As the economy picks up, the industry’s leaders also expect more pressure from regulators when it comes to reporting requirements, and put a greater emphasis on risk management than their peers, reports PricewaterhouseCoopers’ 13th Annual Global CEO Survey. Part of their concern stems from increased public scrutiny, the survey report notes: “Many of them are initiating a systematic approach to measuring and managing their companies’ reputations, engaging in a proactive dialogue with policy-makers and regulators, and participating in industry initiatives to improve the sector’s reputation.”
The vast majority of insurance respondents are focused on rebuilding trust in the wake of the recession: (77%) report taking a systemic approach to managing their reputation, compared to 51% of those in other sectors, while 86% report proactive dialogue with regulators and policy makers and other industry initiatives to improve the sector’s reputation, versus 63% and 64% of other respondents, respectively.
Although over two-thirds of CEOs in other sectors (72%) say an economic upswing has already begun or will do so by the end of the year, just 58% of insurance CEOs report similar optimism. They are even more cautious when it comes to this year’s financial performance: only 13% are confident that revenues will rise by the end of the year, compared to 31% of those in other sectors who think they will.

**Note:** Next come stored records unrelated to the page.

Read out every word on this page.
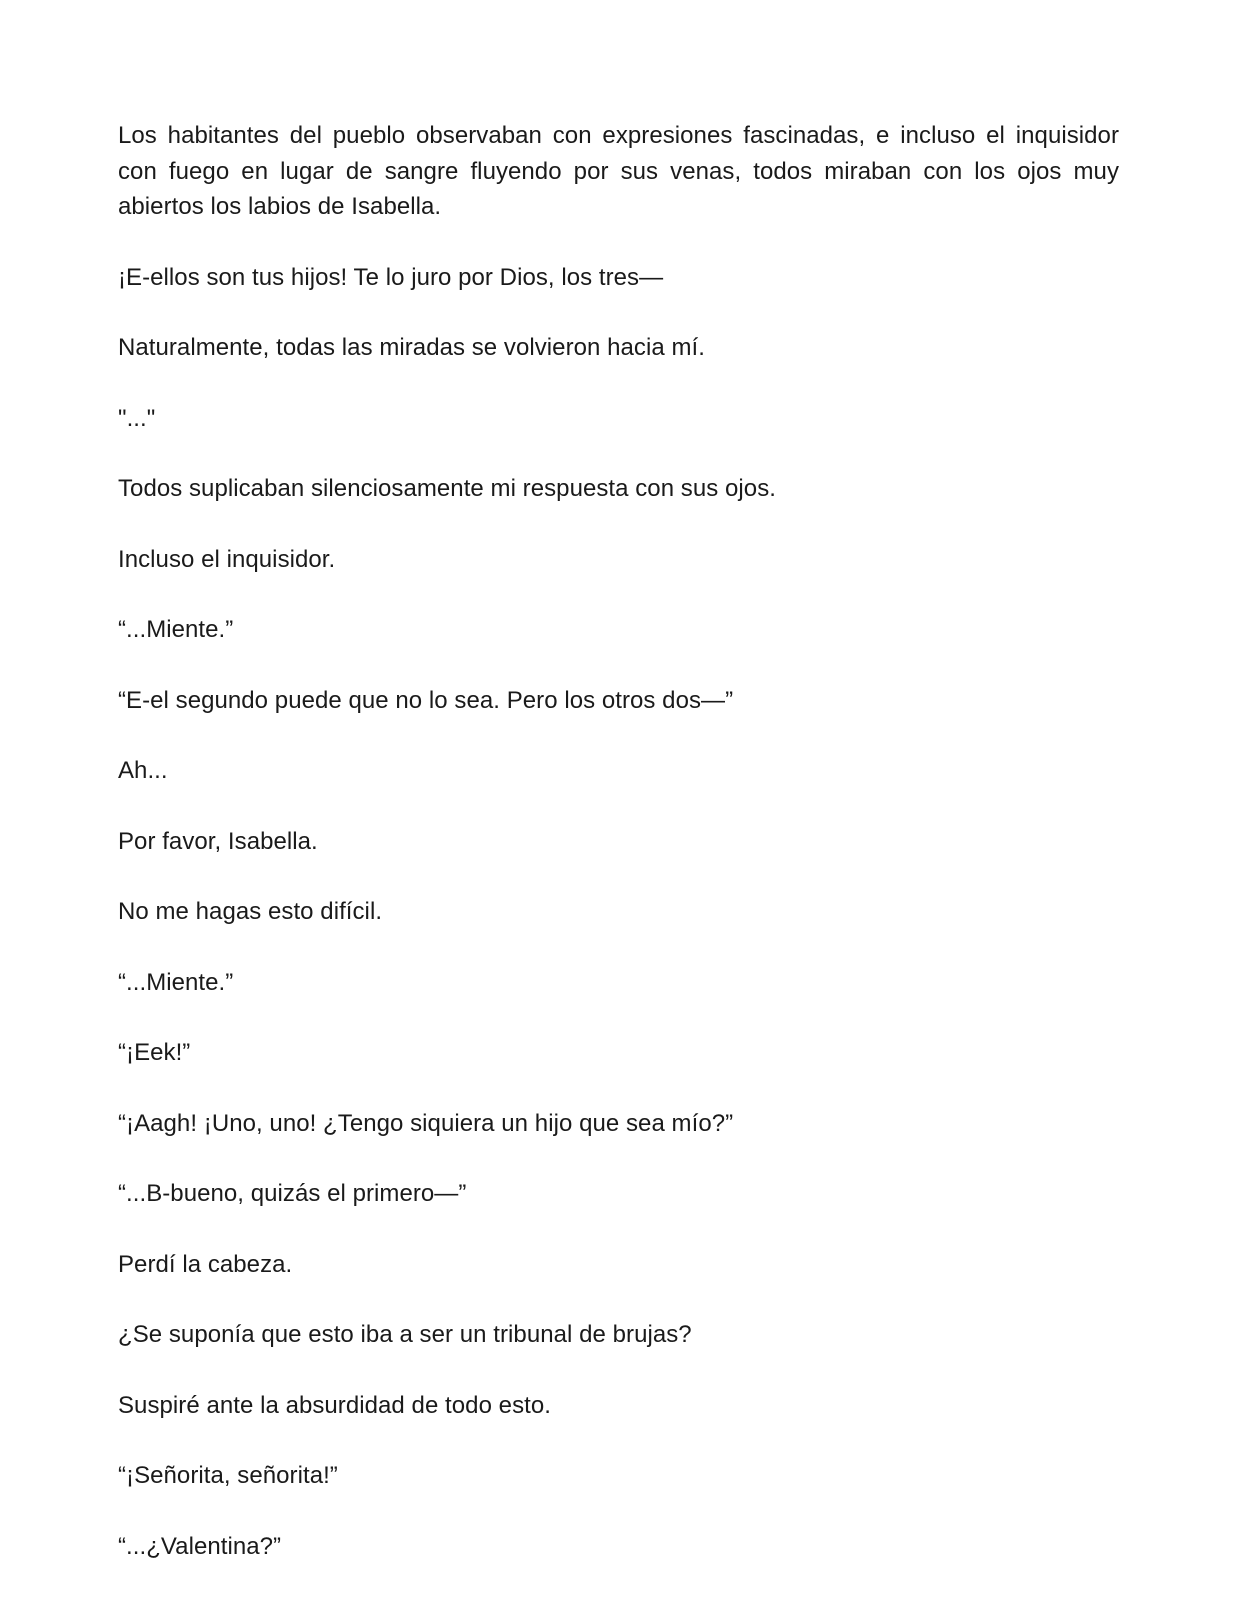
Los habitantes del pueblo observaban con expresiones fascinadas, e incluso el inquisidor con fuego en lugar de sangre fluyendo por sus venas, todos miraban con los ojos muy abiertos los labios de Isabella.

¡E-ellos son tus hijos! Te lo juro por Dios, los tres—

Naturalmente, todas las miradas se volvieron hacia mí.

"..."

Todos suplicaban silenciosamente mi respuesta con sus ojos.

Incluso el inquisidor.

“...Miente.”

“E-el segundo puede que no lo sea. Pero los otros dos—”

Ah...

Por favor, Isabella.

No me hagas esto difícil.

“...Miente.”

“¡Eek!”

“¡Aagh! ¡Uno, uno! ¿Tengo siquiera un hijo que sea mío?”

“...B-bueno, quizás el primero—”

Perdí la cabeza.

¿Se suponía que esto iba a ser un tribunal de brujas?

Suspiré ante la absurdidad de todo esto.

“¡Señorita, señorita!”

“...¿Valentina?”
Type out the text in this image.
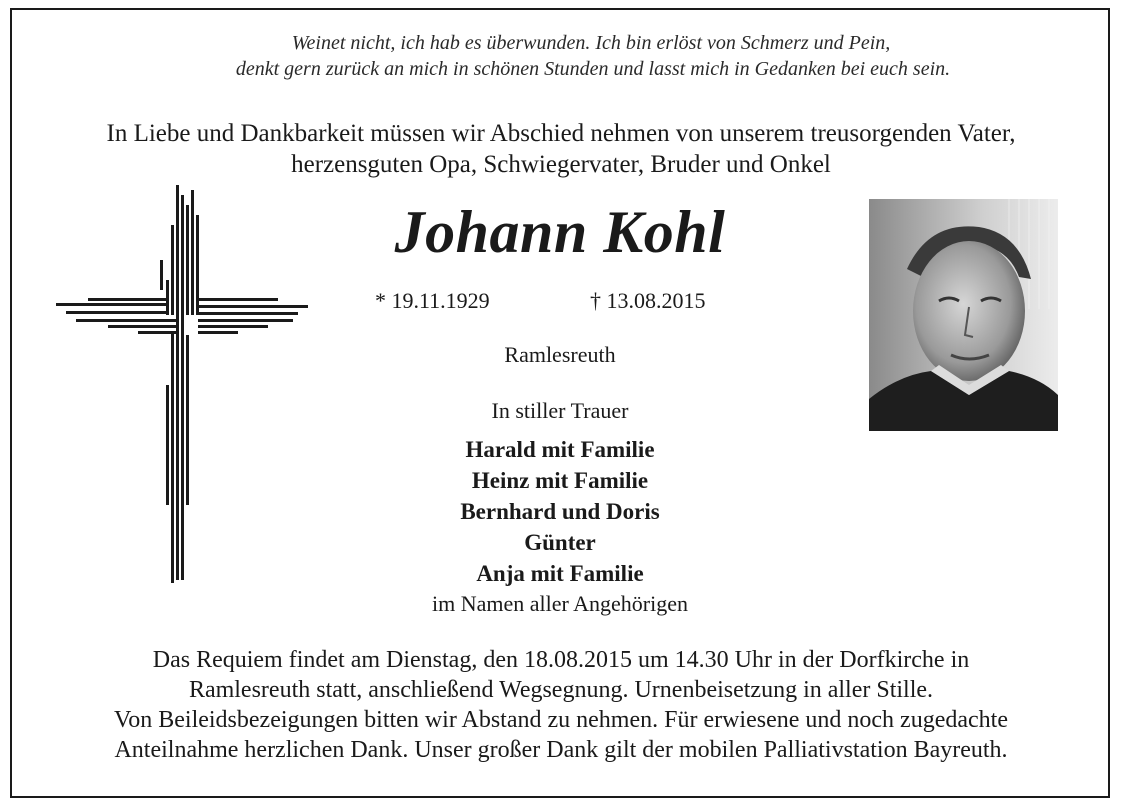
Weinet nicht, ich hab es überwunden. Ich bin erlöst von Schmerz und Pein,
denkt gern zurück an mich in schönen Stunden und lasst mich in Gedanken bei euch sein.
In Liebe und Dankbarkeit müssen wir Abschied nehmen von unserem treusorgenden Vater,
herzensguten Opa, Schwiegervater, Bruder und Onkel
Johann Kohl
* 19.11.1929	† 13.08.2015
Ramlesreuth
In stiller Trauer
Harald mit Familie
Heinz mit Familie
Bernhard und Doris
Günter
Anja mit Familie
im Namen aller Angehörigen
Das Requiem findet am Dienstag, den 18.08.2015 um 14.30 Uhr in der Dorfkirche in
Ramlesreuth statt, anschließend Wegsegnung. Urnenbeisetzung in aller Stille.
Von Beileidsbezeigungen bitten wir Abstand zu nehmen. Für erwiesene und noch zugedachte
Anteilnahme herzlichen Dank. Unser großer Dank gilt der mobilen Palliativstation Bayreuth.
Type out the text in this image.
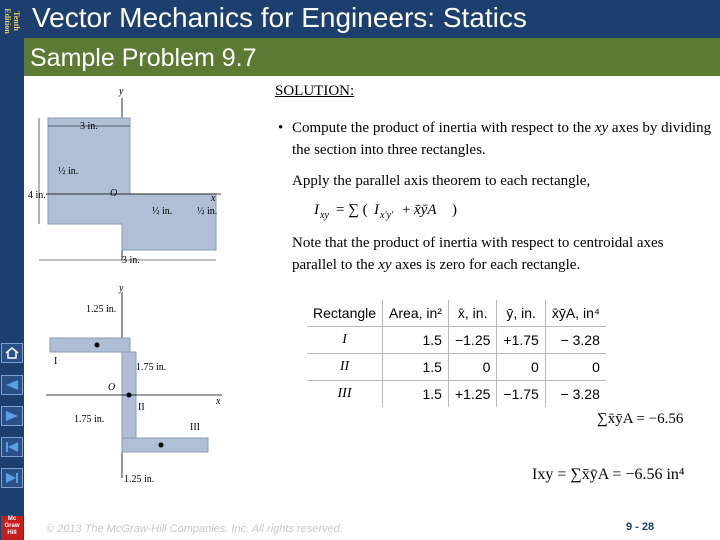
Tenth Edition Vector Mechanics for Engineers: Statics
Sample Problem 9.7
Mc
Graw
Hill
y
x
O
3 in.
4 in.
½ in.
½ in. ½ in.
3 in.
y
x
O
I
II
III
1.25 in.
1.75 in.
1.75 in.
1.25 in.
SOLUTION:
• Compute the product of inertia with respect to the xy axes by dividing the section into three rectangles.
Apply the parallel axis theorem to each rectangle,
I xy = ∑ ( I x′y′ + x̄ȳA )
Note that the product of inertia with respect to centroidal axes parallel to the xy axes is zero for each rectangle.
Rectangle	Area, in²	x̄, in.	ȳ, in.	x̄ȳA, in⁴
I	1.5	−1.25	+1.75	− 3.28
II	1.5	0	0	0
III	1.5	+1.25	−1.75	− 3.28
∑x̄ȳA = −6.56
Ixy = ∑x̄ȳA = −6.56 in⁴
© 2013 The McGraw-Hill Companies, Inc. All rights reserved.	9 - 28
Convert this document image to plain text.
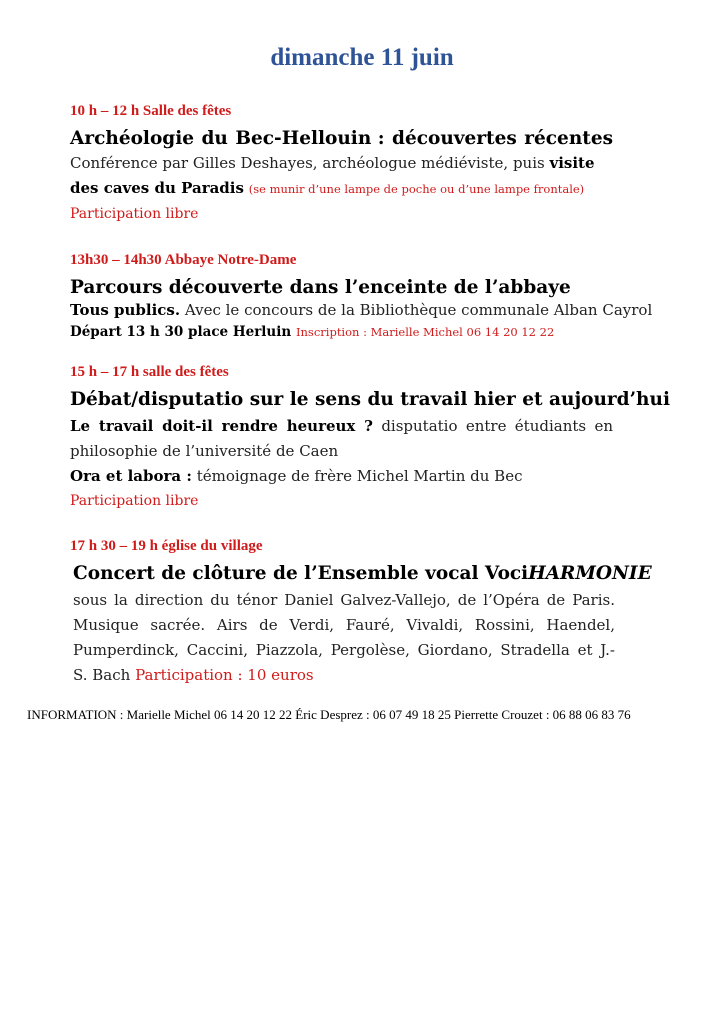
dimanche 11 juin
10 h – 12 h Salle des fêtes
Archéologie du Bec-Hellouin : découvertes récentes
Conférence par Gilles Deshayes, archéologue médiéviste, puis visite
des caves du Paradis (se munir d’une lampe de poche ou d’une lampe frontale)
Participation libre
13h30 – 14h30 Abbaye Notre-Dame
Parcours découverte dans l’enceinte de l’abbaye
Tous publics. Avec le concours de la Bibliothèque communale Alban Cayrol
Départ 13 h 30 place Herluin Inscription : Marielle Michel 06 14 20 12 22
15 h – 17 h salle des fêtes
Débat/disputatio sur le sens du travail hier et aujourd’hui
Le travail doit-il rendre heureux ? disputatio entre étudiants en
philosophie de l’université de Caen
Ora et labora : témoignage de frère Michel Martin du Bec
Participation libre
17 h 30 – 19 h église du village
Concert de clôture de l’Ensemble vocal VociHARMONIE
sous la direction du ténor Daniel Galvez-Vallejo, de l’Opéra de Paris.
Musique sacrée. Airs de Verdi, Fauré, Vivaldi, Rossini, Haendel,
Pumperdinck, Caccini, Piazzola, Pergolèse, Giordano, Stradella et J.-
S. Bach Participation : 10 euros
INFORMATION : Marielle Michel 06 14 20 12 22 Éric Desprez : 06 07 49 18 25 Pierrette Crouzet : 06 88 06 83 76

And as different jurisdictions move toward new capital requirements, insurance executives are bracing for stricter regulations and reporting requirements: 67% say requirements will be “moderately” or “significantly” harder going forward, while only 55% of other industry executives say so.
Focus on risk
But they’re putting the most emphasis on risk measures, the survey found. Significantly more Insurance executives (71%) are integrating risk management into their business units, versus 58% of other CEOs, and 65% are creating personal accountability frameworks for good risk management, versus 50% of non-insurers. More insurers (65%) are also engaged in risk-related information gathering compared to their counterparts (49%); and 60% are preparing for systemic risk and low-probability, high-impact events, versus 47% of other respondents.
The insurance industry respondents were more in line with the other respondents when it came to reviewing their risk appetite: 54% of insurance CEOs and 53% of other industry executives report that they are reassessing their risk tolerance.
The survey questioned over 1,100 global company leaders and government officials on their current outlook.